Saturday, April 25, 2026

PAD Day 25: Remix Time

 Today's prompts from Write Better Poetry and NaPoWriMo: (1) Write a "remix" poen, and (2) "write your own poem in which you use at least three metaphors for a single thing, include an exclamation, ruminate on the definition of a word, and come back in the closing line to the image or idea with which you opened the poem."

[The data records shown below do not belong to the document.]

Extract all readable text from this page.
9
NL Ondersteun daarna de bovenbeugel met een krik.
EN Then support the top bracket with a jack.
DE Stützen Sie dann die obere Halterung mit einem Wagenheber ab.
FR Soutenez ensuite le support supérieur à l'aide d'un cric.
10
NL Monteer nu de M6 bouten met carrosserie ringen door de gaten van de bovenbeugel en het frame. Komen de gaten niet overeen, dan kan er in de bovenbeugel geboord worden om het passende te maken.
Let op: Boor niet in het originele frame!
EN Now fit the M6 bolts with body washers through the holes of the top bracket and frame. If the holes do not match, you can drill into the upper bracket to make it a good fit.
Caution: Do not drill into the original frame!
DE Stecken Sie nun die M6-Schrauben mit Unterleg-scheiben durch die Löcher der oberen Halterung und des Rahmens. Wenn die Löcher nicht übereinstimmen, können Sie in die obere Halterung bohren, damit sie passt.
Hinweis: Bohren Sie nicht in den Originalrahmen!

Robert usually includes the "remix" prompt toward the end of the month. It means to take a poem or poems you have written in the month of April and "remix" them somehow. For instance, turning a free-verse poem into a sonnet (or vice versa), or mash up two or more poems into a new one, etc. I usually take lines from several of the poems I've written in April and rearrange them into a new poem. But that wouldn't quite work with the second prompt, which sort of dictates that you use at least some new material. So what I did was to borrow a few lines from previous poems and weave them into this new one, which I did, while following the rather complex second prompt. The phrases I used from prior poems were "bright escalator" (Day 24), "roller-coaster whiplash" (Day 23), and "[their] other spaceship, the round blue one" (Day 17), all of which figured into the three metaphors; "Amaze, amaze, amaze!" (Day 9), which counted as my exclamation; and "no matter how far you travel/you always come back home" (Day 12), which served as my closing "return to theme" lines. I also satisfied the prompt by briefly ruminating on the words "astronomical" and "Artemis." So here it is:


Artemis

 
They rise, plowing the lower atmosphere
on a bright escalator of flame,
the roller-coaster whiplash of G-force
and escape velocity as they leave
the embrace of their other spaceship,
the round blue one, on their mission
to slingshot around the Moon.
 
Midway between the Earth and Moon,
they marvel at the views of both
from opposite windows, and NASA,
quoting a popular movie alien,
replies, “Amaze, amaze, amaze!”
 
Artemis, named after the huntress goddess,
speeds like an arrow toward its target.
Artemis, the matron goddess of girls and women,
carries a mission specialist, a woman
who inspires others of her gender to say,
“I’d like to do that too.”
 
This will be the furthest humans have traveled
from Earth, but the journey has just begun.
As we probe deeper into the universe,
what are the odds against meeting another
intelligent species, even one who says “Amaze”?
Astronomical. From the Greek, meaning literally
pertaining to the charting of stars. But “astronomical”
does not mean "impossible."
 
Three red parachutes blossom in the Pacific sky,
gently setting down four travelers in the sea,
the mission a rousing success.
Through all the curiosity, awe, and hard work,
they’ve kept with them the hope
that no matter how far you travel,
you always come back home.
 
 


2 comments:

Vince Gotera said...

Wonderful remix, Bruce. I like the idea of slipping in excerpts from previous poems this month. Did NASA really say "Amaze amaze amaze"? I guess it doesn't matter ... it's a great inclusion to the poem.

Bruce Niedt said...

Yes, they did. At first i thought it was Christina Koch's remark, but it was one of the women at Mission Control.